Departamento de armamento: superado.
(...)
El tiempo no nos da tregua y ya solo faltan dos días para que las evaluaciones se cierren y se asignen los equipos. Hemos tenido mucho trabajo y ya casi terminamos nuestro labor.
—Manipulación de cámaras. Se repite una grabación, impidiendo que la cámara grabe lo que realmente está pasando. También puedes desactivarlas, en ocasiones la seguridad es muy buena, pero nada que unas maniobras de haker resuelva—. Indico y prosigo —los sistemas y programas son importantes.
Le muestro los programas, sabe cosas fundamentalmente y eso es bueno para la evaluación. Le muestro muchas maneras de manipular la información y las pone en práctica en ese mismo momento, aprende rápido y no nos tardamos mucho.
Departamento de tecnología: superado.
(...)
Observo en la pantalla de la computadora cómo Lisa maniobra para no estamparse contra los muros.
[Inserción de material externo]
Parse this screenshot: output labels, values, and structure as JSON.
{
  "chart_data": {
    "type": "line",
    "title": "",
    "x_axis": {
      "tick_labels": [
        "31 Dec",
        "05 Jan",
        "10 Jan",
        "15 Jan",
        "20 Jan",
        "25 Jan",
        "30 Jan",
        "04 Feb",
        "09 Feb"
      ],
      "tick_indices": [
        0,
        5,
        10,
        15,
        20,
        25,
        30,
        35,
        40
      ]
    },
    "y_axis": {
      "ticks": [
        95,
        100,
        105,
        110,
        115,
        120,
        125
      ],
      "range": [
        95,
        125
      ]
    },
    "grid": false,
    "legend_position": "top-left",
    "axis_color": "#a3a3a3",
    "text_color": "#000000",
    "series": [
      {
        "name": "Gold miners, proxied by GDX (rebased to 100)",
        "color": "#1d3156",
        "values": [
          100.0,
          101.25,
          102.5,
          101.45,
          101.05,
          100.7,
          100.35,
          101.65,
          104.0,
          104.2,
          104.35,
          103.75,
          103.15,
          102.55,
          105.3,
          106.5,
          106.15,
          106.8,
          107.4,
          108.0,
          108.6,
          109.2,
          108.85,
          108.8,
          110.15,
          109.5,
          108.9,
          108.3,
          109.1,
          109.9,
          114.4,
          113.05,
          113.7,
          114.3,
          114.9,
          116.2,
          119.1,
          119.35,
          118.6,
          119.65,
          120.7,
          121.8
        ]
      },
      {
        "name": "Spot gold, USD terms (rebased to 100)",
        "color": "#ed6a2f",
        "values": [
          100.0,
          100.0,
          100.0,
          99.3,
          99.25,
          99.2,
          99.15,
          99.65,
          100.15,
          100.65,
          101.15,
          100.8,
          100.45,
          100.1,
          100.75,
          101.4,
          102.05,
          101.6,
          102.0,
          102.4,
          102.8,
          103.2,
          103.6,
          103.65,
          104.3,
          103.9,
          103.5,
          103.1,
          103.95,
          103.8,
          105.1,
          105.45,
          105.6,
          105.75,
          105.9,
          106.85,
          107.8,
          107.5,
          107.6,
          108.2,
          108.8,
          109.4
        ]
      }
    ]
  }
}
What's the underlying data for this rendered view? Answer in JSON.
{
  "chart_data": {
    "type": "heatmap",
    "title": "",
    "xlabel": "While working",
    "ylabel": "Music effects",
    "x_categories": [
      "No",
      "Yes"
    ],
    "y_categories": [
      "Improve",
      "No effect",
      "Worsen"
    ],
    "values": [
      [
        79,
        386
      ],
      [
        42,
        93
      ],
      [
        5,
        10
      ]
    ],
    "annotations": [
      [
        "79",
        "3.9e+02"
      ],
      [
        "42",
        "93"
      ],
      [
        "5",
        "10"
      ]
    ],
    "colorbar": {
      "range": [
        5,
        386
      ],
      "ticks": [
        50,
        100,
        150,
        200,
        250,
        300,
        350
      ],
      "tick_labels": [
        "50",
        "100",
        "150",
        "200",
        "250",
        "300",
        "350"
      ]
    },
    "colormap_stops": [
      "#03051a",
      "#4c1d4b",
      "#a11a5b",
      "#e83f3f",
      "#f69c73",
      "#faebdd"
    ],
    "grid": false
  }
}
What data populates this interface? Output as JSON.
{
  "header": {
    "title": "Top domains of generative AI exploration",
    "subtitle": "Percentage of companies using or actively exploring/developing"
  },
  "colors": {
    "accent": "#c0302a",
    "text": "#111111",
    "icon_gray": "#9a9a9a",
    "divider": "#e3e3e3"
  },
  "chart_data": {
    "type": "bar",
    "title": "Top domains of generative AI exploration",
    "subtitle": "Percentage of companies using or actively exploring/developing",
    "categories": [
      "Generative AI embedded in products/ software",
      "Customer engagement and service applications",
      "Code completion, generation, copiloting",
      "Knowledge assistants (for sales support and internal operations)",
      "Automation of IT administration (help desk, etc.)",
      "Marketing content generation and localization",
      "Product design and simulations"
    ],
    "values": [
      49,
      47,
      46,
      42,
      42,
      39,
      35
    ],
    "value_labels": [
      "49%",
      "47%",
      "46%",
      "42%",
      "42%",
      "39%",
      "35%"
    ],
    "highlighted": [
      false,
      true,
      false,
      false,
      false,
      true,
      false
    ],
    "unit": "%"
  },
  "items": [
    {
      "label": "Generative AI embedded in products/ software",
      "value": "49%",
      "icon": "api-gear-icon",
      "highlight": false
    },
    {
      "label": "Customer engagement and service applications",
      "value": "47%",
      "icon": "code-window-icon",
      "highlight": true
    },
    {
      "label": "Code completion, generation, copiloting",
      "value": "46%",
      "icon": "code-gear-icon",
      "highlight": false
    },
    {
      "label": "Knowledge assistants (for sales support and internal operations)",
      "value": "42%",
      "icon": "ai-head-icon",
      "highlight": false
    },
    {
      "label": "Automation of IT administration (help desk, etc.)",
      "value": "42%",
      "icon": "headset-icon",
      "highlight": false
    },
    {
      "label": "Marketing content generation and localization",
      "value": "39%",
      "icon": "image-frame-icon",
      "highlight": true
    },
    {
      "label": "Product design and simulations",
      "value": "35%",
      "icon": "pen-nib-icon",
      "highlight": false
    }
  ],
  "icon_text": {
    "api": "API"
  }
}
Aumenta la velocidad del auto y dónde visualiza lo que debe de exterminar, baja la ventanilla y saca su arma para derribar todos los puntos.
Repetió lo mismo una y otra vez hasta que salió bien y hasta que lo hizo en un buen tiempo.
Detiene el auto derrapando en la calle, sale con la pistola y derriba los puntos nuevos que aparecen. Se monta en una moto y repite lo mismo. Esta vez no solo esquiva, también salta y acomoda la moto hasta el suelo para pasar debajo de los obstáculos, sin olvidar que sigue disparando.
Termina y se dirige a mi lugar de inspección.
Salgo de la oficina y me acerco a ella.
—Muy bien. Pasemos a lo siguiente.
Nos vamos a la pista dónde encontramos aviones y helicópteros, todo está listo y un helicóptero nos espera. Nos subimos y miro con atención todo lo que hace: se acomoda bien y hace todo lo que le enseñé hace unos días en el salón del metaverso, dónde podía actuar cómo si lo que estuviera haciendo fuera real.
Despegamos y nos elevamos en los aires.
—Maniobras— ordeno.
Hace todo lo que le pido. Lo que más me gusta es con la seguridad que hace las cosas. Sin duda, Lisa Allen será una buena ejecutora.
Terminamos con el helicóptero y nos vamos por el avión. En él es lo mismo, se prepara para despegar y hace cada una de las indicaciones que le doy.
—Siguiente.
Salimos de ese lugar y nos vamos de la organización para llegar al mar. Nos reciben con un transporte marítimo de prueba para ver los conocimientos del evaluado.
Subimos y nos vamos al mar a seguir con la evaluación que debemos terminar hoy mismo.
Cómo lo esperaba, Lisa deja fluir todo su potencial y hace todo bien.
Departamento terrestre, aéreo y marítimo: superado.
Todo sale bien, regresamos a la organización cuándo el sol termina de esconderse. Lisa se va a su habitación diciendo que está cansada y que le gustaría descansar.
Yo me voy a la oficina de Carlos a darle los papeles.
—Termimaron a tiempo— ojea lo que le dí.—Las evaluaciones se cerraron y en unos días se sabrán los equipos. Me encargaré de revisar esto personalmente— asiento.—Nunca te habías hecho cargo de algo cómo esto.
—Siempre hay una primera vez ¿no?— me encojo de hombros.
—Para ser tú primera vez lo hiciste bien. Estoy pensando que te verías bien cómo directora general.
¿Directora general?¿Yo? No lo creo.
—Eso no es lo mio— hago una mueca. Estoy bien dónde estoy.
—¿Insinúas que mi puesto es malo?— inquiere, con una ceja levantada.
—Yo no dije eso.
—Lo pensaste.
—Tampoco. Me gusta dónde estoy y lo que hago, es suficiente para mí.
—Solo comentaba que serías buena, te encargaste de esto— señala los papeles de la evaluación de Allen. —Conoces muy bien la organización.
—Me voy— doy por terminada la conversación y me retiro sin más.
Adara Atesh Robinson, Directora General de la OANS.
Sacudo la cabeza y me deshago de esos pensamientos descabellados. Ese puesto no es para mí. Sólo pienso tonterías.